The first protocol for EMS responders will require specific treatment when handling sexual assault evidence and having appropriate behavior for each situation. The second protocol will recommend that paramedic programs carry emergency contraception kits and treatment for sexually transmitted infections.

“These critical new protocols will help ensure that survivors have access to critical reproductive care and appropriate medical care as soon as possible,” MDHHS Director Elizabeth Hertel wrote in a press release. “EMS plays a valuable role in the health care system, not only in acute and urgent emergencies, but as advocates for those who have less access to traditional health care options.”

According to a study According to the JAMA Network, approximately 85% of sexual assault crimes are committed by someone the victim knows, such as an acquaintance, friend, friend of a friend, romantic or intimate partner.

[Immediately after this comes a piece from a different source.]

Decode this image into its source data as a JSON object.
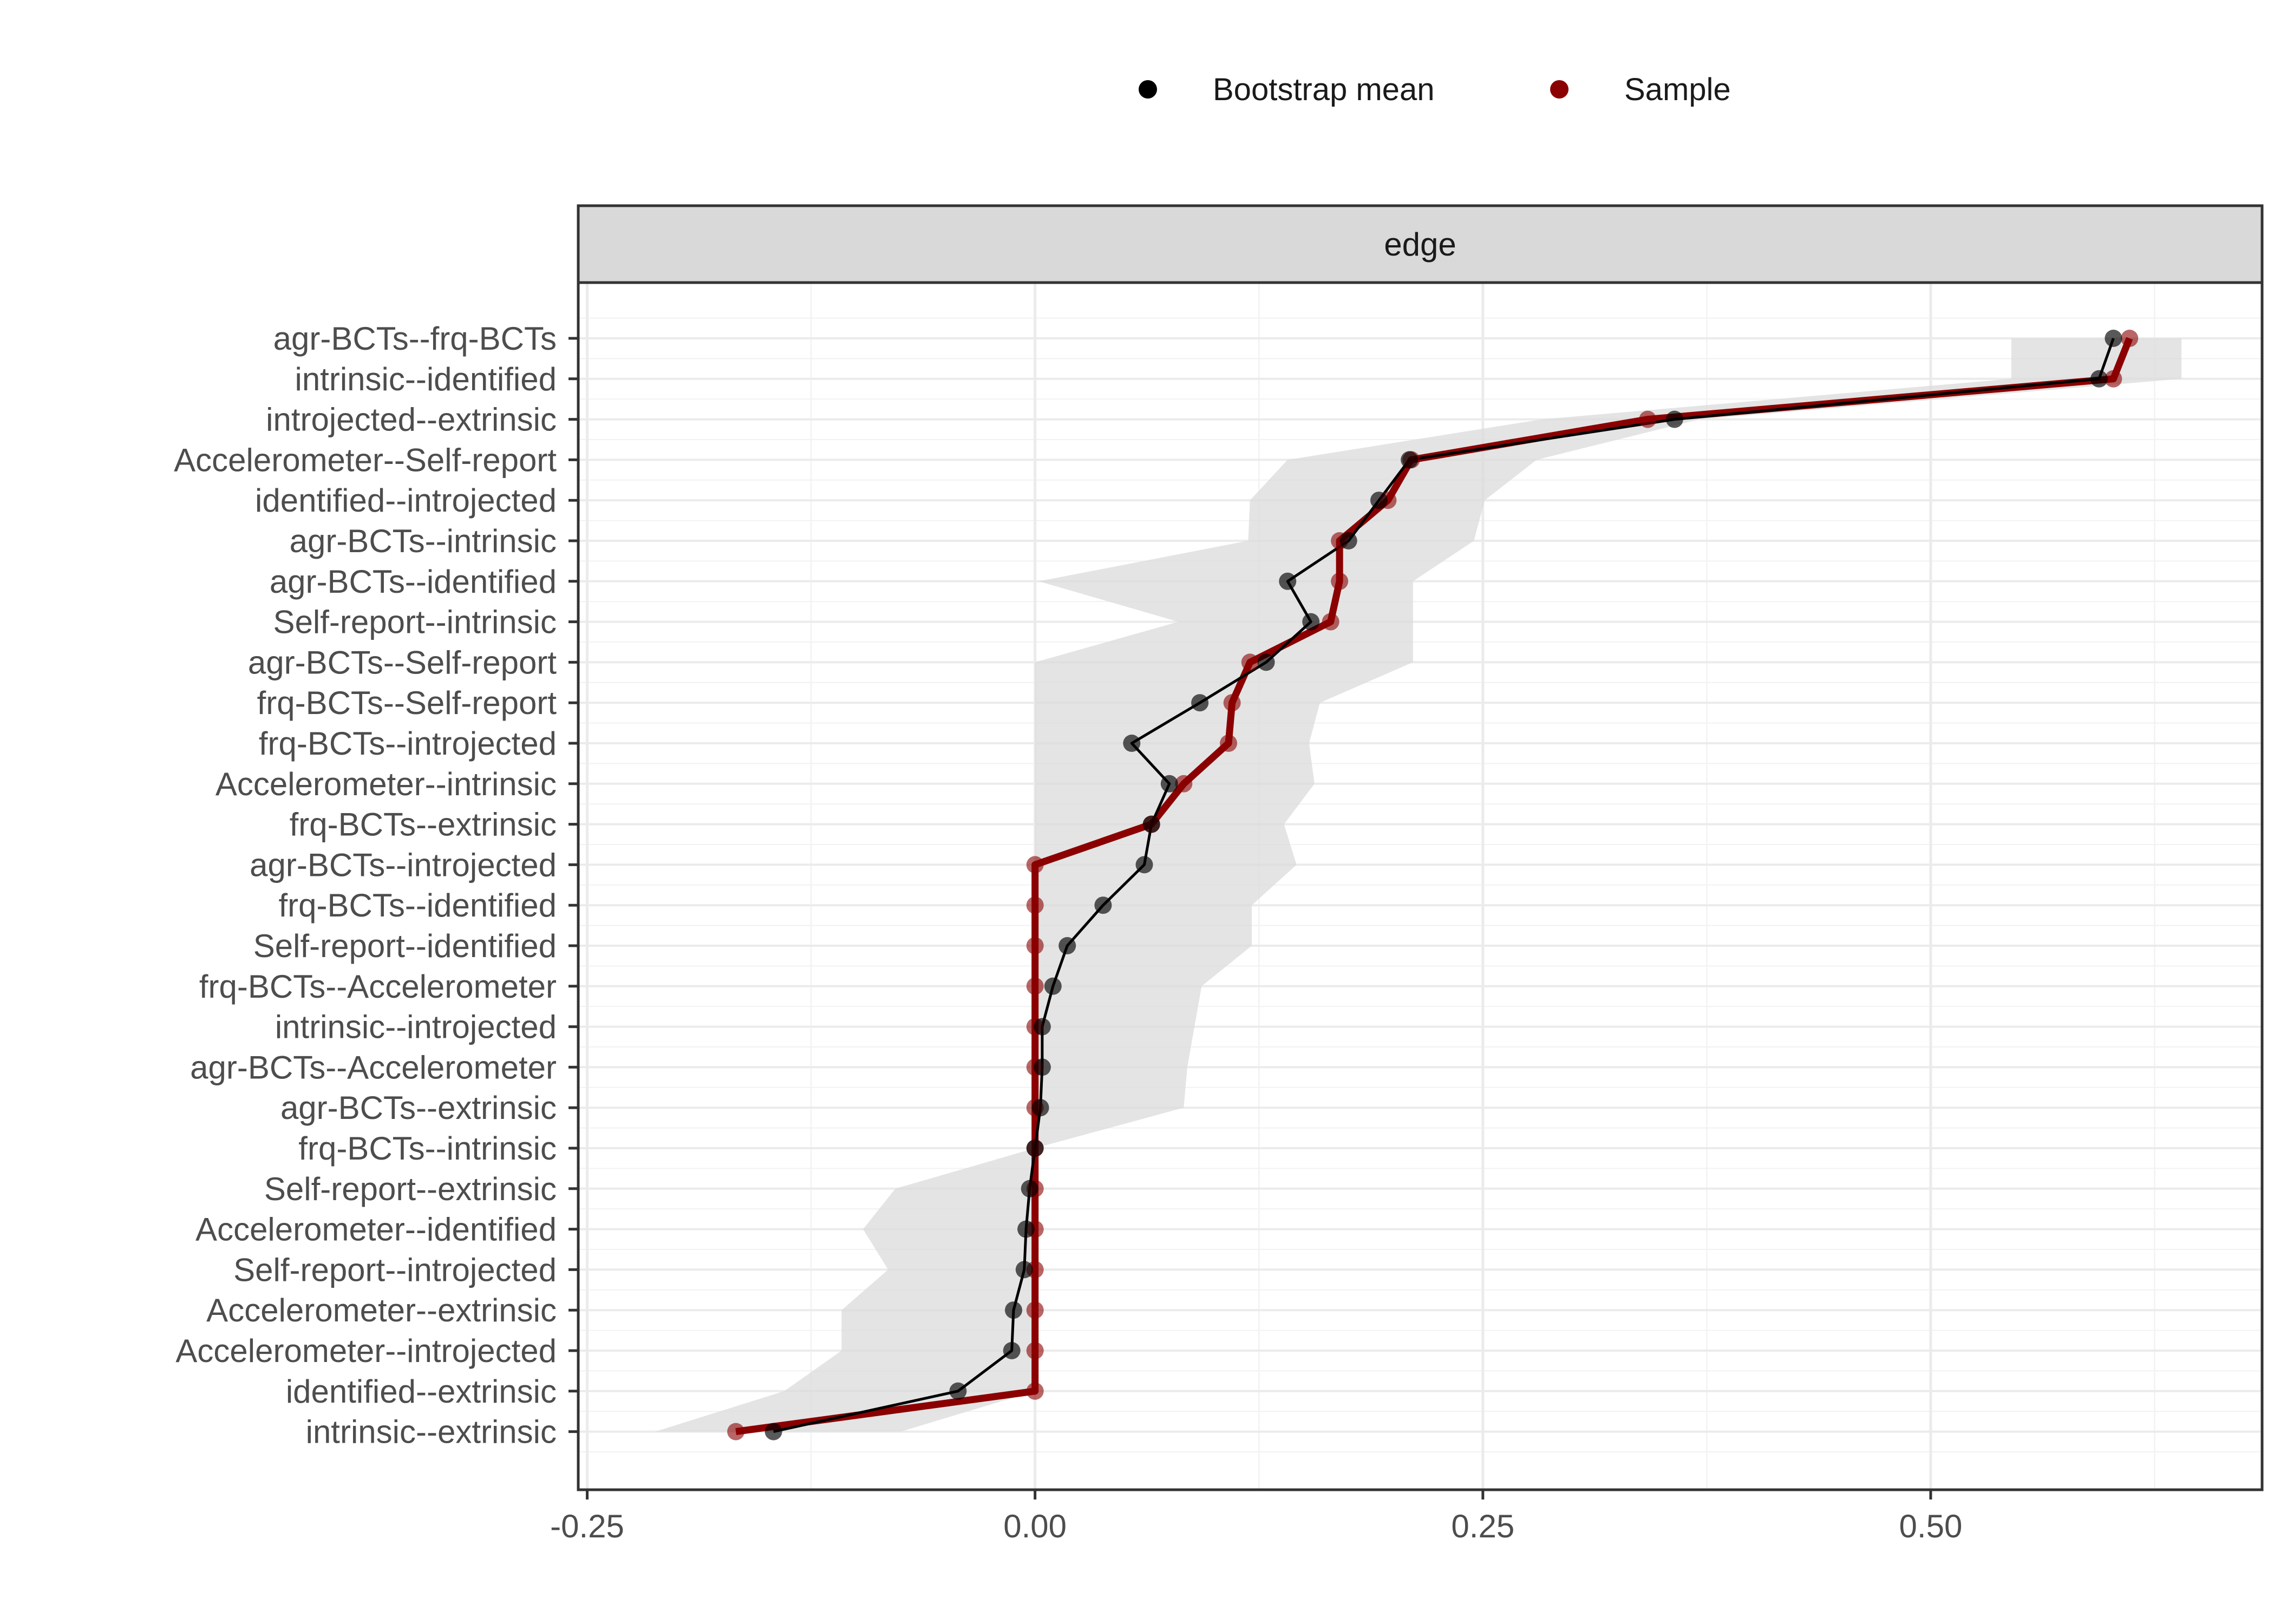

With that, the network reports that approximately 1 in 5 women and 1 in 16 men are the target of attempted or sexually assaulted while in college. The study also found that ER visits by victims of sexual assault were 15 times higher in 2019 than in 2006.

“Today, Michigan is setting a national example by offering first responders the ability to carry emergency contraception with them so they can provide sexual assault survivors with the care they need. need,” said Governor Gretchen Whitmer. “With the threat of a 1931 law banning abortion even in cases of rape or incest taking effect in Michigan, victims of sexual assault deserve our support and resources more than ever. I am proud of the changes made today to make Michigan a leader in responding to sexual assault by ensuring that EMS responders can provide emergency contraception and appropriate medical care. Let’s continue to work together to protect the people of Michigan and make sure they can get the care they need.